TextTile offers a fairly easy and straightforward means to break a document into different parts. It’s accessible and can be quickly run over a document. It is, though, quite limited in what it can do and also in how it can be modified, depending on the type of text. It requires that the text already be broken up in paragraph-like structures, so it cannot be run on just any kind of document.
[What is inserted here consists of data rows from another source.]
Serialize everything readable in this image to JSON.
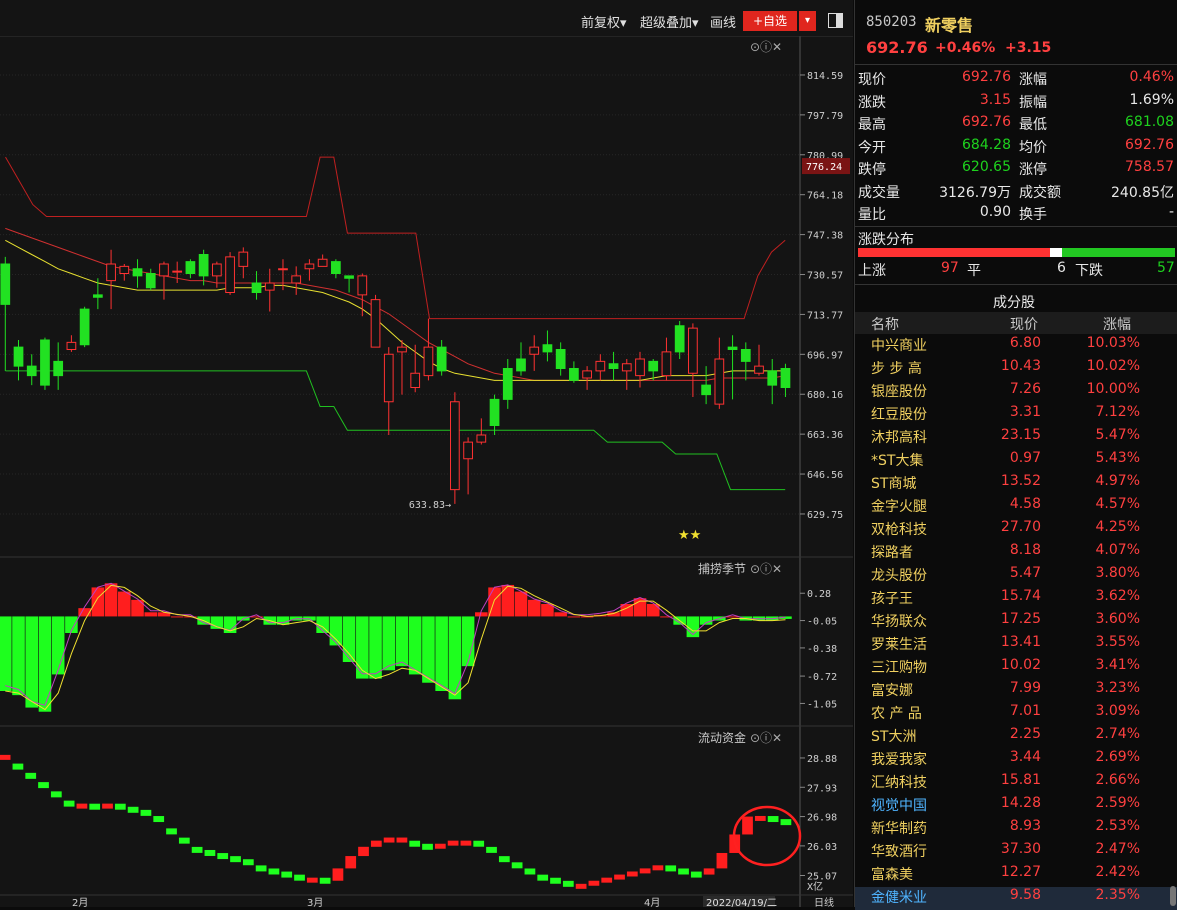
{
  "toolbar": {
    "fq": "前复权▾",
    "overlay": "超级叠加▾",
    "draw": "画线",
    "watch": "+自选",
    "watch_drop": "▾"
  },
  "panels": {
    "sub1_title": "捕捞季节",
    "sub2_title": "流动资金",
    "ctl": "⊙ⓘ✕"
  },
  "main_axis": [
    "814.59",
    "797.79",
    "780.99",
    "764.18",
    "747.38",
    "730.57",
    "713.77",
    "696.97",
    "680.16",
    "663.36",
    "646.56",
    "629.75"
  ],
  "current_price_tag": "776.24",
  "low_label": "633.83",
  "sub1_axis": [
    "0.28",
    "-0.05",
    "-0.38",
    "-0.72",
    "-1.05"
  ],
  "sub2_axis": [
    "28.88",
    "27.93",
    "26.98",
    "26.03",
    "25.07",
    "X亿"
  ],
  "x_labels": [
    "2月",
    "3月",
    "4月"
  ],
  "date_tag": "2022/04/19/二",
  "period_tag": "日线",
  "stars": "★★",
  "colors": {
    "up": "#ff3232",
    "down": "#22e122",
    "ma_yellow": "#e8e030",
    "ma_red": "#d03030",
    "bg": "#141414"
  },
  "chart_data": {
    "type": "candlestick",
    "candles": [
      [
        735,
        718,
        738,
        690
      ],
      [
        700,
        692,
        703,
        686
      ],
      [
        692,
        688,
        697,
        684
      ],
      [
        703,
        684,
        704,
        682
      ],
      [
        694,
        688,
        702,
        682
      ],
      [
        699,
        702,
        705,
        698
      ],
      [
        716,
        701,
        717,
        700
      ],
      [
        722,
        721,
        729,
        716
      ],
      [
        728,
        735,
        741,
        716
      ],
      [
        731,
        734,
        735,
        728
      ],
      [
        733,
        730,
        737,
        725
      ],
      [
        731,
        725,
        733,
        724
      ],
      [
        730,
        735,
        736,
        720
      ],
      [
        732,
        732,
        736,
        727
      ],
      [
        736,
        731,
        737,
        729
      ],
      [
        739,
        730,
        741,
        726
      ],
      [
        730,
        735,
        736,
        725
      ],
      [
        723,
        738,
        740,
        722
      ],
      [
        734,
        740,
        742,
        729
      ],
      [
        727,
        723,
        732,
        720
      ],
      [
        724,
        727,
        733,
        715
      ],
      [
        733,
        733,
        737,
        724
      ],
      [
        727,
        730,
        734,
        722
      ],
      [
        733,
        735,
        737,
        728
      ],
      [
        734,
        737,
        739,
        734
      ],
      [
        736,
        731,
        737,
        729
      ],
      [
        730,
        729,
        730,
        723
      ],
      [
        722,
        730,
        731,
        713
      ],
      [
        700,
        720,
        722,
        708
      ],
      [
        677,
        697,
        700,
        663
      ],
      [
        698,
        700,
        703,
        680
      ],
      [
        683,
        689,
        701,
        681
      ],
      [
        688,
        700,
        712,
        686
      ],
      [
        700,
        690,
        703,
        688
      ],
      [
        640,
        677,
        681,
        634
      ],
      [
        653,
        660,
        662,
        638
      ],
      [
        660,
        663,
        670,
        659
      ],
      [
        678,
        667,
        680,
        663
      ],
      [
        691,
        678,
        695,
        674
      ],
      [
        695,
        690,
        702,
        688
      ],
      [
        697,
        700,
        705,
        690
      ],
      [
        701,
        698,
        707,
        694
      ],
      [
        699,
        691,
        702,
        688
      ],
      [
        691,
        686,
        694,
        685
      ],
      [
        687,
        690,
        692,
        682
      ],
      [
        690,
        694,
        697,
        686
      ],
      [
        693,
        691,
        698,
        686
      ],
      [
        690,
        693,
        695,
        682
      ],
      [
        688,
        695,
        698,
        683
      ],
      [
        694,
        690,
        695,
        686
      ],
      [
        688,
        698,
        704,
        686
      ],
      [
        709,
        698,
        711,
        695
      ],
      [
        689,
        708,
        710,
        679
      ],
      [
        684,
        680,
        692,
        676
      ],
      [
        676,
        695,
        704,
        674
      ],
      [
        700,
        699,
        705,
        678
      ],
      [
        699,
        694,
        702,
        686
      ],
      [
        689,
        692,
        701,
        688
      ],
      [
        690,
        684,
        695,
        676
      ],
      [
        691,
        683,
        693,
        679
      ]
    ],
    "ma_yellow": [
      745,
      742,
      739,
      736,
      733,
      731,
      729,
      727,
      726,
      725,
      724,
      724,
      724,
      724,
      724,
      724,
      724,
      725,
      725,
      725,
      726,
      726,
      725,
      724,
      723,
      721,
      719,
      716,
      712,
      707,
      702,
      698,
      694,
      691,
      689,
      688,
      687,
      686,
      686,
      686,
      686,
      686,
      686,
      686,
      686,
      686,
      686,
      686,
      686,
      687,
      688,
      688,
      688,
      688,
      689,
      690,
      690,
      690,
      690,
      690
    ],
    "ma_red": [
      750,
      748,
      746,
      744,
      742,
      740,
      738,
      736,
      734,
      733,
      732,
      731,
      730,
      729,
      728,
      728,
      727,
      727,
      727,
      727,
      727,
      727,
      727,
      726,
      725,
      724,
      722,
      720,
      717,
      714,
      710,
      706,
      702,
      699,
      696,
      693,
      691,
      689,
      688,
      687,
      686,
      686,
      686,
      686,
      686,
      686,
      686,
      686,
      686,
      686,
      686,
      686,
      686,
      686,
      687,
      687,
      687,
      687,
      687,
      688
    ],
    "upper_band": [
      780,
      770,
      760,
      755,
      755,
      755,
      755,
      755,
      755,
      755,
      755,
      755,
      755,
      755,
      755,
      755,
      755,
      755,
      755,
      755,
      755,
      755,
      755,
      780,
      780,
      748,
      748,
      748,
      748,
      748,
      748,
      712,
      712,
      712,
      712,
      712,
      712,
      712,
      712,
      712,
      712,
      712,
      712,
      712,
      712,
      712,
      712,
      712,
      712,
      712,
      712,
      712,
      712,
      712,
      712,
      730,
      740,
      745
    ],
    "lower_band": [
      690,
      690,
      690,
      690,
      690,
      690,
      690,
      690,
      690,
      690,
      690,
      690,
      690,
      690,
      690,
      690,
      690,
      690,
      690,
      690,
      690,
      690,
      690,
      675,
      675,
      665,
      665,
      665,
      665,
      665,
      665,
      665,
      665,
      665,
      665,
      665,
      665,
      665,
      665,
      665,
      665,
      665,
      665,
      665,
      660,
      660,
      660,
      660,
      660,
      655,
      655,
      655,
      655,
      640,
      640,
      640,
      640,
      640
    ],
    "indicator_histogram": [
      -0.9,
      -0.95,
      -1.1,
      -1.15,
      -0.7,
      -0.2,
      0.1,
      0.35,
      0.4,
      0.3,
      0.2,
      0.05,
      0.05,
      0.0,
      0.0,
      -0.1,
      -0.15,
      -0.2,
      -0.05,
      0.0,
      -0.1,
      -0.1,
      -0.05,
      -0.05,
      -0.2,
      -0.35,
      -0.55,
      -0.75,
      -0.75,
      -0.65,
      -0.6,
      -0.7,
      -0.8,
      -0.9,
      -1.0,
      -0.6,
      0.05,
      0.35,
      0.38,
      0.3,
      0.2,
      0.15,
      0.05,
      0.0,
      0.0,
      0.02,
      0.05,
      0.15,
      0.22,
      0.15,
      0.0,
      -0.1,
      -0.25,
      -0.1,
      -0.05,
      0.0,
      -0.05,
      -0.05,
      -0.05,
      -0.03
    ],
    "flow_values": [
      28.98,
      28.6,
      28.3,
      28.0,
      27.7,
      27.4,
      27.4,
      27.3,
      27.4,
      27.3,
      27.2,
      27.1,
      26.9,
      26.5,
      26.2,
      25.9,
      25.8,
      25.7,
      25.6,
      25.5,
      25.3,
      25.2,
      25.1,
      25.0,
      25.0,
      24.9,
      25.3,
      25.7,
      26.0,
      26.2,
      26.3,
      26.3,
      26.1,
      26.0,
      26.1,
      26.2,
      26.2,
      26.1,
      25.9,
      25.6,
      25.4,
      25.2,
      25.0,
      24.9,
      24.8,
      24.8,
      24.9,
      25.0,
      25.1,
      25.2,
      25.3,
      25.4,
      25.3,
      25.2,
      25.1,
      25.3,
      25.8,
      26.4,
      26.98,
      27.0,
      26.9,
      26.8
    ],
    "ylim": [
      623,
      823
    ],
    "sub1_ylim": [
      -1.25,
      0.5
    ],
    "sub2_ylim": [
      24.6,
      29.3
    ]
  },
  "stock": {
    "code": "850203",
    "name": "新零售",
    "price": "692.76",
    "pct": "+0.46%",
    "chg": "+3.15"
  },
  "quote": [
    {
      "l": "现价",
      "lv": "692.76",
      "lc": "red",
      "r": "涨幅",
      "rv": "0.46%",
      "rc": "red"
    },
    {
      "l": "涨跌",
      "lv": "3.15",
      "lc": "red",
      "r": "振幅",
      "rv": "1.69%",
      "rc": "white"
    },
    {
      "l": "最高",
      "lv": "692.76",
      "lc": "red",
      "r": "最低",
      "rv": "681.08",
      "rc": "green"
    },
    {
      "l": "今开",
      "lv": "684.28",
      "lc": "green",
      "r": "均价",
      "rv": "692.76",
      "rc": "red"
    },
    {
      "l": "跌停",
      "lv": "620.65",
      "lc": "green",
      "r": "涨停",
      "rv": "758.57",
      "rc": "red"
    },
    {
      "l": "成交量",
      "lv": "3126.79万",
      "lc": "white",
      "r": "成交额",
      "rv": "240.85亿",
      "rc": "white"
    },
    {
      "l": "量比",
      "lv": "0.90",
      "lc": "white",
      "r": "换手",
      "rv": "-",
      "rc": "white"
    }
  ],
  "dist": {
    "title": "涨跌分布",
    "up_label": "上涨",
    "up": "97",
    "flat_label": "平",
    "flat": "6",
    "down_label": "下跌",
    "down": "57",
    "up_frac": 0.606,
    "flat_frac": 0.038
  },
  "cons": {
    "title": "成分股",
    "h_name": "名称",
    "h_price": "现价",
    "h_pct": "涨幅",
    "rows": [
      {
        "name": "中兴商业",
        "price": "6.80",
        "pct": "10.03%"
      },
      {
        "name": "步 步 高",
        "price": "10.43",
        "pct": "10.02%"
      },
      {
        "name": "银座股份",
        "price": "7.26",
        "pct": "10.00%"
      },
      {
        "name": "红豆股份",
        "price": "3.31",
        "pct": "7.12%"
      },
      {
        "name": "沐邦高科",
        "price": "23.15",
        "pct": "5.47%"
      },
      {
        "name": "*ST大集",
        "price": "0.97",
        "pct": "5.43%"
      },
      {
        "name": "ST商城",
        "price": "13.52",
        "pct": "4.97%"
      },
      {
        "name": "金字火腿",
        "price": "4.58",
        "pct": "4.57%"
      },
      {
        "name": "双枪科技",
        "price": "27.70",
        "pct": "4.25%"
      },
      {
        "name": "探路者",
        "price": "8.18",
        "pct": "4.07%"
      },
      {
        "name": "龙头股份",
        "price": "5.47",
        "pct": "3.80%"
      },
      {
        "name": "孩子王",
        "price": "15.74",
        "pct": "3.62%"
      },
      {
        "name": "华扬联众",
        "price": "17.25",
        "pct": "3.60%"
      },
      {
        "name": "罗莱生活",
        "price": "13.41",
        "pct": "3.55%"
      },
      {
        "name": "三江购物",
        "price": "10.02",
        "pct": "3.41%"
      },
      {
        "name": "富安娜",
        "price": "7.99",
        "pct": "3.23%"
      },
      {
        "name": "农 产 品",
        "price": "7.01",
        "pct": "3.09%"
      },
      {
        "name": "ST大洲",
        "price": "2.25",
        "pct": "2.74%"
      },
      {
        "name": "我爱我家",
        "price": "3.44",
        "pct": "2.69%"
      },
      {
        "name": "汇纳科技",
        "price": "15.81",
        "pct": "2.66%"
      },
      {
        "name": "视觉中国",
        "price": "14.28",
        "pct": "2.59%",
        "blue": true
      },
      {
        "name": "新华制药",
        "price": "8.93",
        "pct": "2.53%"
      },
      {
        "name": "华致酒行",
        "price": "37.30",
        "pct": "2.47%"
      },
      {
        "name": "富森美",
        "price": "12.27",
        "pct": "2.42%"
      },
      {
        "name": "金健米业",
        "price": "9.58",
        "pct": "2.35%",
        "blue": true
      }
    ]
  }
}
Other methods of processing text at the suprasentential level include looking at the relationships between words in sentences from the same document. Researchers at the Computational Language Understanding Lab at the University of Arizona have developed discourse parsers that use Rhetorical Structure Theory. They can be run on Scala or Java and requires an installation of [Stanford CoreNLP](https://stanfordnlp.github.io/CoreNLP/. (See Surdeanu et al. (2015) for a detailed overview.) Installation directions can be found here and a brief tutorial can be found here.

These are among a number of methods that move beyond the simple linear discourse segmentation, which TextTile implements, and, can be used to establish coreference between elements across sentences. This, then, allows us to move through across discourse, understanding the ways that entities in one sentence connect with those in another.